Q: What does the church teach concerning transubstantiation? Is the current teaching of the Catholic Church that through the consecration of the Eucharist we receive the real presence of Christ, or a symbolic presence?

A: Very frequently it is thought that key Catholic teachings have been altered, usually because of a subtle change in language or emphasis, or a misunderstanding of the development of Catholic theology since the Second Vatican Council. One such teaching that appears less clear to many Catholics is eucharistic transubstantiation — the church’s term for describing the transformation of the bread and wine at Mass into the body and blood of Jesus.

     Jesus himself witnessed to this reality when He instituted the Eucharist at the Last Supper, saying: “Take and eat; this is My body” (Matthew 26:26). He encouraged His followers to continue to offer the sacrificial meal, which we call the Mass. For as St. Paul said, “As often as you eat this bread and drink the cup, you proclaim the death of the Lord until He comes” (1 Corinthians 11:26).

     Theology grasps for words to describe God and the workings of God in the world. From the beginning of the church, there is evidence that Christians believed in the Real Presence of Christ in the Eucharist, but the words chosen to describe the change were not always uniform. St. Justin Martyr, writing around 155 A.D., referred to it
as “transmutation:” “For not as common bread and common drink do we receive [the bread and wine]; but … the food which is blessed by the prayer of His word, and from which our blood and flesh by transmutation are nourished, is the flesh and blood of that Jesus who was made flesh” (“First Apology”). 

     Medieval theology developed a more precise understanding of the Eucharist based on Aristotle’s philosophical terminology – that matter includes “substance” and “accidents.” The substance is a thing’s essential qualities; the accidents are those qualities that do not change its substance (color, weight, shape, texture).
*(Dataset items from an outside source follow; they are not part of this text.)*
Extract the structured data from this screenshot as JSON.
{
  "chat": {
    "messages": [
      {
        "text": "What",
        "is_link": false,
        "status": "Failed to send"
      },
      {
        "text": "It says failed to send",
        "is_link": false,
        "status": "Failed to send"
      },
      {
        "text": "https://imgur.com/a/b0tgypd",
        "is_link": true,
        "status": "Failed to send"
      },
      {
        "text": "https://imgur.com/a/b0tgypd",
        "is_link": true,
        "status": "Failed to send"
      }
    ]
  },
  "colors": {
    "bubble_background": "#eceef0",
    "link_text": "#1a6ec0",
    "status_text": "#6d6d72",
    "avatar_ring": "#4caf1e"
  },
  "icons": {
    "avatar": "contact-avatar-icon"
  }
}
The church’s understanding of transubstantiation relies on this philosophical language, asserting that when the priest at Mass prays the words of consecration, the bread and wine are transformed into the substance of the body and blood of Christ even though the accidents of the bread and wine remain. 

     At the time of the Reformation, the doctrine of transubstantiation was called into question by the Reformers. While Luther held to a belief in “consubstantiation”— an understanding that there was a true physical presence of Jesus, but the bread remained, too — other reformers such as Zwingli and Calvin held more radical views.  They believed that there was no physical change to the bread and wine, but that Jesus was present to believers whenever they gathered for worship. This view of the symbolic presence of Jesus is held by many Protestant believers today.

     The Catholic Church in responding to the Protestant Reformation at the Council of Trent reaffirmed the traditional understanding of transubstantiation. The council taught that through consecration of the bread and wine, the whole substance of the bread is transformed into the substance of the body of Christ and the whole substance of the wine is changed into the substance of His blood. This change the church continues to call transubstantiation (see Paul VI’s encyclical, “Mysterium Fidei,” 46; and the Catechism of the Catholic Church, 1376). 

     The church teaches that while Christ is present in different ways, He is uniquely present in the Eucharist. His presence is a real and substantial presence that begins at the moment of consecration and continues as long as the eucharistic species remain. While the precise terminology has developed over the centuries, the church has always believed that Jesus is present in the Eucharist, not a symbolic presence, but a real, substantial one.